I did this at 22, and that seed money has grown a ton.
koakuma-chan
an hour ago
Your bank probably has an investment platform, you can just use it, it doesn't matter. My portfolio is 70% XEQT 30% CASH.TO—don't bother with anything else.
onli
42 minutes ago
Oh, that can be bad advice. It does matter a lot if the bank asks for high fees, which would be the case with all(?) German banks, and I'd be surprised if that's different in Switzerland.
skeeter2020
20 minutes ago
Banks don't typically charge any fees for a self-directed account that holds primarily ETFs, beyond maybe a small trade fee or account fee(?) - which we would never pay in North America. Active management of either your account or the products you hold is where they stick it to you. Each product will have a management fee which you should check, but you'll likely avoid the big bank and insurance company products because they do no better than the market funds and take more in fees so the returns suck.
koakuma-chan
34 minutes ago
My bank also charges a trade fee which I think is bullshit, but at least it's a major bank. It's like $10 so doesn't matter all that much, not sure how much it would be for Switzerland, but you could just buy the stocks in larger batches if trades are expensive.
onli
28 minutes ago
With the amount people usually trade $10 is a huge percentage. When you factor that in with the missed compound interest of that money you usually lose tens of thousands of dollars until retirement, likely more.

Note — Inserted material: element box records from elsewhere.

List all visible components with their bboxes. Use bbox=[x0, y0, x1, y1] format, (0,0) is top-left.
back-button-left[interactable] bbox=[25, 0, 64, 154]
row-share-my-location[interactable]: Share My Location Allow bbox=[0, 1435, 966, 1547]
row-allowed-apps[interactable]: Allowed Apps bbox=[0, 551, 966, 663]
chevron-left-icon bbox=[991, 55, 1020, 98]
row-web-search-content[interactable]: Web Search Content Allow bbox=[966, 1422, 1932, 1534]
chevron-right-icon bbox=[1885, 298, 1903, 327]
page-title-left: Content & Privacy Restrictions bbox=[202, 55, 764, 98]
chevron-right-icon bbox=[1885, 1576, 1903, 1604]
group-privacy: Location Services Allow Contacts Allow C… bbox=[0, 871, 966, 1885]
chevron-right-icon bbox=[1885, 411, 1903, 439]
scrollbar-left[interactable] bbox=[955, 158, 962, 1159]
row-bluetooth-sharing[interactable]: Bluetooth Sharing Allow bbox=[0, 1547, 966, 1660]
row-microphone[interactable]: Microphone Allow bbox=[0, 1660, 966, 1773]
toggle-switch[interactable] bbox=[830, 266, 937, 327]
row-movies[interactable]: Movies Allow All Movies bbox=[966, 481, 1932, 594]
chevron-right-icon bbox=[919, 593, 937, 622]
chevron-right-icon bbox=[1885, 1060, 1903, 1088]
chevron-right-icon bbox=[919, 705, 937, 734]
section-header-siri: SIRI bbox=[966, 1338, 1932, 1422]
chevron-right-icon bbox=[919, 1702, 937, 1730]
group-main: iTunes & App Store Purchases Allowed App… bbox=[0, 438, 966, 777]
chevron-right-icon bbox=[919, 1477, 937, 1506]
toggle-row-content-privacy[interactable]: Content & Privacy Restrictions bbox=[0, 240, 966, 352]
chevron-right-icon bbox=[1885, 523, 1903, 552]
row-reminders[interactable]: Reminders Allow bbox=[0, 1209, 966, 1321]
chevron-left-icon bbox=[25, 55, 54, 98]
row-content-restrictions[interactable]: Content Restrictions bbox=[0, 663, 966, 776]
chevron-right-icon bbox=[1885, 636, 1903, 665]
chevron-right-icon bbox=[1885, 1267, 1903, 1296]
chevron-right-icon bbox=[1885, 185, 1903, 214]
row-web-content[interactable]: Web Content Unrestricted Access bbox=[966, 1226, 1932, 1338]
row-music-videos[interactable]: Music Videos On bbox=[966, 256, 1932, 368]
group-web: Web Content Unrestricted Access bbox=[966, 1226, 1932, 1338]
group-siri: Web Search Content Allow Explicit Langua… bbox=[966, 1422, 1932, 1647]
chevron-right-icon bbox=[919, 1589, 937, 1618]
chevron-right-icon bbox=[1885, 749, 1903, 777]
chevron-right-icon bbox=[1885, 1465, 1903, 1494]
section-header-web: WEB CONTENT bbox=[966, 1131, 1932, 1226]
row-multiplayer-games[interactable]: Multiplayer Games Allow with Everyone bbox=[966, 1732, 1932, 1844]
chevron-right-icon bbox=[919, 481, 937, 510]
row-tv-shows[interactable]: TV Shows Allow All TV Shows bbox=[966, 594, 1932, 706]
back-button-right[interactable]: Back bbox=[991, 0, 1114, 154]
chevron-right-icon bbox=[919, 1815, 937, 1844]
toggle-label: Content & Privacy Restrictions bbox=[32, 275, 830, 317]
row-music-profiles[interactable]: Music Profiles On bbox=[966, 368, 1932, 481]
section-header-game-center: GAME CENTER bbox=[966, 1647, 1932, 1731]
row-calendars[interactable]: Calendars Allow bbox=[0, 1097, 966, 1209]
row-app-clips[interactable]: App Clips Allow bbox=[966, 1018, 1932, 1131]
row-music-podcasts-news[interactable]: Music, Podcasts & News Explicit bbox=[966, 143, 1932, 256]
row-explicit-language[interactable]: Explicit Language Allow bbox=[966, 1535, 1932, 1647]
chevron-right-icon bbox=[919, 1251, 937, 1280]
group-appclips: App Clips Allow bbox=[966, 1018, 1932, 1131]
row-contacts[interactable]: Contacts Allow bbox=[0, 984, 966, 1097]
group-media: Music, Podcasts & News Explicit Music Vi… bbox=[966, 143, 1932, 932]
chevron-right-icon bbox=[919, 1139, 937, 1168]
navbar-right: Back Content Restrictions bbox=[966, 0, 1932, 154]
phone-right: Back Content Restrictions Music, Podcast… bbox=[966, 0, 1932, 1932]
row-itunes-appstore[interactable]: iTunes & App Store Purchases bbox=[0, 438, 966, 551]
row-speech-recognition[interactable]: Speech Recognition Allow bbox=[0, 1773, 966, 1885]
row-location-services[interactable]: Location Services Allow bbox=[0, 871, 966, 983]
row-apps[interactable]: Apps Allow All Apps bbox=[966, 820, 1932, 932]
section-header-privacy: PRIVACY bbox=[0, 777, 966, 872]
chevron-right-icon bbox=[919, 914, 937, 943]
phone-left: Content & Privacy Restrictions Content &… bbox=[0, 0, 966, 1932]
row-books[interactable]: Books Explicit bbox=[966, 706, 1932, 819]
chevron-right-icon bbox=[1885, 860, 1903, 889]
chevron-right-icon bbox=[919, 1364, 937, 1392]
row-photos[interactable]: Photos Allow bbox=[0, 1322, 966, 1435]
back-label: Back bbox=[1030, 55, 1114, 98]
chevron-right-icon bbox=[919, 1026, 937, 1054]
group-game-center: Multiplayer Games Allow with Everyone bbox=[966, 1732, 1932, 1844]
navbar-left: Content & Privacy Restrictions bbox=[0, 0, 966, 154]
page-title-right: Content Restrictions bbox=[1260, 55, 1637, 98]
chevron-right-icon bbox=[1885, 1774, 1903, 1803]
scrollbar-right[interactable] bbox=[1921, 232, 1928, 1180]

There is no need for a big bank here, in Europe. If one of those regulated companies goes bankrupt the etf is still yours and transferable to a different institution.
War in Europe is the remaining risk factor, but if that happens it won't matter anyway.
koakuma-chan
17 minutes ago
Not sure how it's like over in EU, but in Canada, at this point, I assume all fin tech startups are scam. Neo financial and wealth simple are definitely fucking scam. Major banks may suck but at least you get what you pay for.
onli
an hour ago
For the plattforms, that also blocked me for a while. But it is easy now. You just get one account at a platform that offers a free broker account and supports buying the etf you want without extra fees.
Typical options in Europe: Trade Republic, scalable, Consors Bank.
Then the usual: Around 10K where you can access it directly, a small amount in an investment with percentage (scalable and trade republic both offer that, limit there is or was 50k), rest in one broad ETF like one that follows the FTSE all world (vanguard or invesco offer that, one is bigger, the other asks for less fees).
No affiliation, and I dont know whether being outside of the EU changes things. And yes, there is the risk that we are in a huge bubble now and it popping would at first significantly lower the money put into the etf. But you certainly do have access to vanguard etc.
Have a look now and at the latest this weekend you have this solved, hopefully forever.
nxor
2 hours ago
Retirement is not mentioned in the post
ikamm
an hour ago
It is one of the most common reasons people invest though so it's entirely relevant
koakuma-chan
an hour ago
I don't think you need a reason to invest. You should be making more money than you spend, so you might as well put the surplus to work.